Too often do we remain in our comfort zones, afraid to venture even slightly beyond.

I love the image of Starship rocket in this article. Starship is the literal physical embodiment of this philosophy. A rocket that pushes its own limits with every flight, a rocket that, in a sense, tries to fail because that it the only way to create a machine capable of operating on the edge of what is possible within the laws of physics.

Aaron Moser's avatar

Zootropolis? This must be an instance of a different title in British English markets? Hahaha

John Smithson's avatar

Be careful about glorifying failure. It's good to seek bottom-up feedback by testing out your hypotheses -- that's how the scientific method works. But the better your hypothesis, the better. Try not to fail. Failure is not success. It's still failure.

The proverbs on this conflict. One proverb says, if at first you don't succeed, try, try again. But another proverb says, the definition of insanity is trying the same thing over and over again and expecting a different result. (Then you have the middle ground: if at first you don't succeed, try, try again. Then quit. No use being a damn fool about it.)

Even though we can learn from personal failures, better than failing ourselves is to learn from the failures of others. The most successful people are always asking others for their opinion. The most successful people always search the literature to learn from it.

And the most successful people run experiments when the stakes are low. We only get so many chances at life, and success tends to build on success. Best not to waste your best chances on failure.

Unfortunately biologists got us thinking wrong about failure with their theory that evolution comes from maximizing the number of cycles of random mutation and natural selection. That's false. Doing that leads downward not upward. That's the law of entropy. Trial and error won't work if it's blind. You must make your trials as good as possible and learn as much as possible from every error.

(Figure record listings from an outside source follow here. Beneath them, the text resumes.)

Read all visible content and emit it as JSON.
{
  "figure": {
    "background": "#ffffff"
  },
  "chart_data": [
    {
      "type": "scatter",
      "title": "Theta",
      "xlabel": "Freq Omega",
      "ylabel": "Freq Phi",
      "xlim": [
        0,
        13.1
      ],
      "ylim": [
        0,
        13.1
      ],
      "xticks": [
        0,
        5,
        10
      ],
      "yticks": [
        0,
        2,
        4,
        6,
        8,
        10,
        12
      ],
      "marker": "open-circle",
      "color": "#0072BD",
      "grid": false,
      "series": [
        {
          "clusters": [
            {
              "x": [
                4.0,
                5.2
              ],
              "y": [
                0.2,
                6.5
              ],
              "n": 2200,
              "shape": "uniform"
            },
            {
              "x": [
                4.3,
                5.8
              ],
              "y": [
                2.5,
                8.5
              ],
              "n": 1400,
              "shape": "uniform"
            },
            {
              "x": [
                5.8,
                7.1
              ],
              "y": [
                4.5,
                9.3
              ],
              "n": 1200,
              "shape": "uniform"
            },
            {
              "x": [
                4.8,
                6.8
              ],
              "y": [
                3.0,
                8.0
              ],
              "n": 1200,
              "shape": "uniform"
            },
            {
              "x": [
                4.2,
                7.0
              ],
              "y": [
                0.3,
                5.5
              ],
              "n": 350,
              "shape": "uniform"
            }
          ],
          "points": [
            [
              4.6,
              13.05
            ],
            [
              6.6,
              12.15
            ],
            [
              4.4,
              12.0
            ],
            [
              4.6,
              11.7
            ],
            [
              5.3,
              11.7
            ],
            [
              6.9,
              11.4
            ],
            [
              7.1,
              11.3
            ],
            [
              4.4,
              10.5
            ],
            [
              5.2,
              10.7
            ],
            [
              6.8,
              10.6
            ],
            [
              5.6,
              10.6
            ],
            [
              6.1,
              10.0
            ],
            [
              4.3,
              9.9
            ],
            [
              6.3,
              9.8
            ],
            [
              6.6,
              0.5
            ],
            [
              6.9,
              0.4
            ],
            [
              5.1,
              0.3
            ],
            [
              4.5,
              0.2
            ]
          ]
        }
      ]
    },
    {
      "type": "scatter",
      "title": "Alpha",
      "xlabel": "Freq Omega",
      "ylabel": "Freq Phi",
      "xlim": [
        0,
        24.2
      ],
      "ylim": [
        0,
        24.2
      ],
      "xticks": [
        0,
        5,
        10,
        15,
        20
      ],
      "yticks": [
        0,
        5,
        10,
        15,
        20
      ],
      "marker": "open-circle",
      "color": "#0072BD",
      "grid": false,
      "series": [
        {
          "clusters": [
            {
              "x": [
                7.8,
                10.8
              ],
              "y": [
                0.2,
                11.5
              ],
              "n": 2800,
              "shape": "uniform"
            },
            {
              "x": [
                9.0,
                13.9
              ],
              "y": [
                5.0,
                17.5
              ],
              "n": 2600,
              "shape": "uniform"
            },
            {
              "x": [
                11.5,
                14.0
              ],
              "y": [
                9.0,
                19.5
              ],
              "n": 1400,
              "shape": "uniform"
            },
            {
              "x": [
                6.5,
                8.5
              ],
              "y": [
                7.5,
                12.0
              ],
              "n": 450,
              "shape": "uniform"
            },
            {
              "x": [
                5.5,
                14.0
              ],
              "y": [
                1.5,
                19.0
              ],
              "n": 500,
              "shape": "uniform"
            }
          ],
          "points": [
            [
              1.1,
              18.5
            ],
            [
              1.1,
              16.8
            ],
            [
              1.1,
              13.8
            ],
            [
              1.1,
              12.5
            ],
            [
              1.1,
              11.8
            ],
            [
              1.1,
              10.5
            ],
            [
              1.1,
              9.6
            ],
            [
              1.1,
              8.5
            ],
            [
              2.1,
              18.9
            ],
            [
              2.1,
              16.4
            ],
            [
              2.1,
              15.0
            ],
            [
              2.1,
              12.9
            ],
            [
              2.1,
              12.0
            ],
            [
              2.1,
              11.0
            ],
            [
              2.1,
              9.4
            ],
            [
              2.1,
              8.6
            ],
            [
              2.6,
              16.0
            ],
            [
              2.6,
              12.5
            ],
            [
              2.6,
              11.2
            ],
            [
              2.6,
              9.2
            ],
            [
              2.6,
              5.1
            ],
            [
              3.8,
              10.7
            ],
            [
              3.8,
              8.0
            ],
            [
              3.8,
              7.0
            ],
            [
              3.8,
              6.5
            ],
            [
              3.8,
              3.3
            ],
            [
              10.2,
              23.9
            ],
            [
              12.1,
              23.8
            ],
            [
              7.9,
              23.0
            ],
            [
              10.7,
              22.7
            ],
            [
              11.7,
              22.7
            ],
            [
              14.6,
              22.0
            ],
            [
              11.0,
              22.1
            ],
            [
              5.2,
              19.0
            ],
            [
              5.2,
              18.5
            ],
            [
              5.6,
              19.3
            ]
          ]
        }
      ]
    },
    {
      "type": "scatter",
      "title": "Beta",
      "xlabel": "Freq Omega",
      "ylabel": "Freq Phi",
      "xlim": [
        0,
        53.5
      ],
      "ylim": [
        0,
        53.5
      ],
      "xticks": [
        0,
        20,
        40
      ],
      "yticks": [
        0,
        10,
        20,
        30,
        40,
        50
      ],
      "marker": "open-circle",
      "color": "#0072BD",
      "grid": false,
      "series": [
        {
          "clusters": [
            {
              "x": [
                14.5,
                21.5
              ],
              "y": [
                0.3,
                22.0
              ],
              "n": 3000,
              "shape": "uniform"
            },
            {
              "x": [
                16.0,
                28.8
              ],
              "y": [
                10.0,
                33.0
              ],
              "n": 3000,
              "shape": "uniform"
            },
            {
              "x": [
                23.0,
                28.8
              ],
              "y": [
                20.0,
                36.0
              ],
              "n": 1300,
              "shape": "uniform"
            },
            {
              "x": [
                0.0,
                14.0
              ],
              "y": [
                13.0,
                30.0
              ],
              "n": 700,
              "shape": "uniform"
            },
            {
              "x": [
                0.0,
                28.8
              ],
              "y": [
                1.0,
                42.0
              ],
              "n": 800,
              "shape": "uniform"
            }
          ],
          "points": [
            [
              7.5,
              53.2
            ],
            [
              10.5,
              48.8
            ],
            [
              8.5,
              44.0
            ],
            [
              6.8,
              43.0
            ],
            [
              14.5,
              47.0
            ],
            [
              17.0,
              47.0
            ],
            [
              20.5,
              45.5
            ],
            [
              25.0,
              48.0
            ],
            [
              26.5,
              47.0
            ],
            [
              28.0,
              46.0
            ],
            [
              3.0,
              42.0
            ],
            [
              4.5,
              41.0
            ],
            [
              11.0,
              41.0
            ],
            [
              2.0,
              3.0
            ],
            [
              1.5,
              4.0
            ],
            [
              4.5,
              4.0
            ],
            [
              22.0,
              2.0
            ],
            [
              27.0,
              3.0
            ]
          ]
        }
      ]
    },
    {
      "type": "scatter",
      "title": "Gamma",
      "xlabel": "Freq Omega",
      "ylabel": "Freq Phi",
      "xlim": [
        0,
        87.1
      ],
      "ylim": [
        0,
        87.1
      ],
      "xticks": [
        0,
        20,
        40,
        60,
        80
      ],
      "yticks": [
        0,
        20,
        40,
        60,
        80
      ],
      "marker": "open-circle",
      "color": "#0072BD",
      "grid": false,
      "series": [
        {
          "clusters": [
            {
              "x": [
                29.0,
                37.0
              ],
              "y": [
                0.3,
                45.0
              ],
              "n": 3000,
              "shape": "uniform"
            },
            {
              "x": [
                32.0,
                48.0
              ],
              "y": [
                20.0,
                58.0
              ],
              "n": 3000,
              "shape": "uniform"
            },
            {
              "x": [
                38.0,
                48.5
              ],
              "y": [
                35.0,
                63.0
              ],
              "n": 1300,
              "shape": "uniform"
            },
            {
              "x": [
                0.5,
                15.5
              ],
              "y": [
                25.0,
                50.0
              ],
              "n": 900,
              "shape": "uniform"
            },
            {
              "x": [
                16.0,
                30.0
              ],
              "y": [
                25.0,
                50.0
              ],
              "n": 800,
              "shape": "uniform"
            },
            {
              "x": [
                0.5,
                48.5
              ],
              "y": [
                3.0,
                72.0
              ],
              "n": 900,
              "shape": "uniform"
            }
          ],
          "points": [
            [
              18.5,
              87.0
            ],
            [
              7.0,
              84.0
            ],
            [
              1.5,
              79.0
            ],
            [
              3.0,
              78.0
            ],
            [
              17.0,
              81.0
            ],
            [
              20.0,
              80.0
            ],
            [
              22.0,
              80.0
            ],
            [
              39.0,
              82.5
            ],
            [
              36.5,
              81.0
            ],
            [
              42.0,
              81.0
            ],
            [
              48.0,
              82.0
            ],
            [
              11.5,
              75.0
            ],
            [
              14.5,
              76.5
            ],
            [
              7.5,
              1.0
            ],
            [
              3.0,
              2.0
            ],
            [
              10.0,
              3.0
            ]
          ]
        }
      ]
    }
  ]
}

Someone who understands this instinctively is Donald Trump. I use him as an example too much so people think I'm a fan but I'm not. Same with Elon Musk. Both these men can teach us a lot about success and failure if we are willing to learn.

Theodore Rethers's avatar

Try everything but should we proceed if the costs are too high? In Sydney they are going ahead with a $93 billion project high speed rail that will only travel less than 200km, that's nearly half a billion per km? and only connect on small satellite city and one airport. Along this same 200km stretch of coast we have 2 satellite cites that want to be connected with each port being the commercial and cultural hub why not try supper fast ferries. If they were to build Surface effect ships with a central divide to counter parallel roll they could travel from hub to hub at approximately the same time even in rough seas for a tiny fraction of the cost. We could be innovators in tech with ferries run on batteries and put that $93 billion into a Sydney to Melbourne SFT which is one of the busiest domestic routes in the world (while servicing our second airport on the way). A 100kmh Surface Effect Ship that rides above large swells and can transport hundreds of passengers a trip and as one person put it "it is like being on a jet liner over the ocean" Wish we could try everything.